Voßkuhle: "Wollen in den Maschinenraum des Staates"
"Wir wollen in den Maschinenraum des Staates", sagte der frühere Verfassungsgerichtspräsident Andreas Voßkuhle, eines der Mitglieder des Gremiums. Eine große Reform könne nur gelingen, wenn die Themen Bürokratie, Digitalisierung und Sozialreformen zusammen gedacht würden.
"Wir müssen weniger und bessere Gesetze machen", forderte Voßkuhle. Diese müssten schon im Gesetzgebungsprozess eine Reihe von Checks durchlaufen, etwa mit Blick auf Soziales, Klima und Bürokratie. Um Klarheit zu schaffen, müsse außerdem das "Zuständigkeitswirrwarr" zwischen Bund, Ländern und Kommunen aufgelöst werden, etwa bei der Bildung und bei Abschiebungen.

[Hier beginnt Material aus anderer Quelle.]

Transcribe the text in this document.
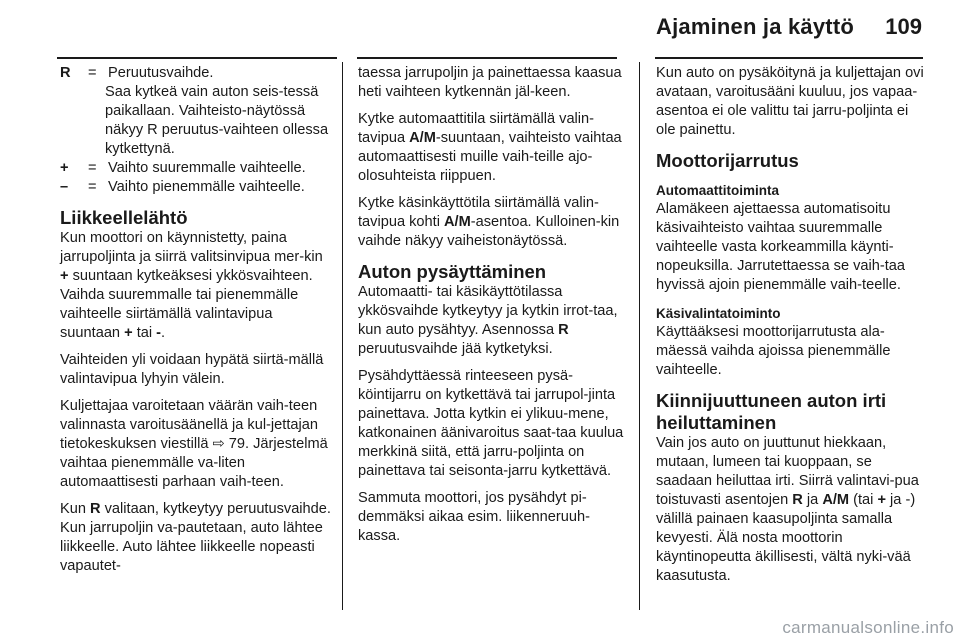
Ajaminen ja käyttö 109
R	= Peruutusvaihde.

Saa kytkeä vain auton seis-tessä paikallaan. Vaihteisto-näytössä näkyy R peruutus-vaihteen ollessa kytkettynä.

+	= Vaihto suuremmalle vaihteelle.
–	= Vaihto pienemmälle vaihteelle.
Liikkeellelähtö

Kun moottori on käynnistetty, paina jarrupoljinta ja siirrä valitsinvipua mer-kin + suuntaan kytkeäksesi ykkösvaihteen. Vaihda suuremmalle tai pienemmälle vaihteelle siirtämällä valintavipua suuntaan + tai -.

Vaihteiden yli voidaan hypätä siirtä-mällä valintavipua lyhyin välein.

Kuljettajaa varoitetaan väärän vaih-teen valinnasta varoitusäänellä ja kul-jettajan tietokeskuksen viestillä ⇨ 79. Järjestelmä vaihtaa pienemmälle va-liten automaattisesti parhaan vaih-teen.

Kun R valitaan, kytkeytyy peruutusvaihde. Kun jarrupoljin va-pautetaan, auto lähtee liikkeelle. Auto lähtee liikkeelle nopeasti vapautet-

taessa jarrupoljin ja painettaessa kaasua heti vaihteen kytkennän jäl-keen.

Kytke automaattitila siirtämällä valin-tavipua A/M-suuntaan, vaihteisto vaihtaa automaattisesti muille vaih-teille ajo-olosuhteista riippuen.

Kytke käsinkäyttötila siirtämällä valin-tavipua kohti A/M-asentoa. Kulloinen-kin vaihde näkyy vaiheistonäytössä.

Auton pysäyttäminen

Automaatti- tai käsikäyttötilassa ykkösvaihde kytkeytyy ja kytkin irrot-taa, kun auto pysähtyy. Asennossa R peruutusvaihde jää kytketyksi.

Pysähdyttäessä rinteeseen pysä-köintijarru on kytkettävä tai jarrupol-jinta painettava. Jotta kytkin ei ylikuu-mene, katkonainen äänivaroitus saat-taa kuulua merkkinä siitä, että jarru-poljinta on painettava tai seisonta-jarru kytkettävä.

Sammuta moottori, jos pysähdyt pi-demmäksi aikaa esim. liikenneruuh-kassa.

Kun auto on pysäköitynä ja kuljettajan ovi avataan, varoitusääni kuuluu, jos vapaa-asentoa ei ole valittu tai jarru-poljinta ei ole painettu.

Moottorijarrutus
Automaattitoiminta

Alamäkeen ajettaessa automatisoitu käsivaihteisto vaihtaa suuremmalle vaihteelle vasta korkeammilla käynti-nopeuksilla. Jarrutettaessa se vaih-taa hyvissä ajoin pienemmälle vaih-teelle.

Käsivalintatoiminto

Käyttääksesi moottorijarrutusta ala-mäessä vaihda ajoissa pienemmälle vaihteelle.

Kiinnijuuttuneen auton irti heiluttaminen

Vain jos auto on juuttunut hiekkaan, mutaan, lumeen tai kuoppaan, se saadaan heiluttaa irti. Siirrä valintavi-pua toistuvasti asentojen R ja A/M (tai + ja -) välillä painaen kaasupoljinta samalla kevyesti. Älä nosta moottorin käyntinopeutta äkillisesti, vältä nyki-vää kaasutusta.

carmanualsonline.info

Mehr Vertrauen – und ein neues Ministerium
Konkret forderte die Initiative zunächst eine auf Vertrauen basierende Verwaltung. Nötig seien weniger Berichts- und Dokumentationspflichten. Damit ist gemeint, dass weniger Nachweise verlangt werden sollen, von der Dokumentation von Hygienevorschriften für Metzger bis zur Arbeitszeitdokumentation bei Aushilfen. Wer aber das Vorschussvertrauen des Staates missbrauche, müsse "härtere Strafen" bekommen, sagte die Medienmanagerin Julia Jäkel.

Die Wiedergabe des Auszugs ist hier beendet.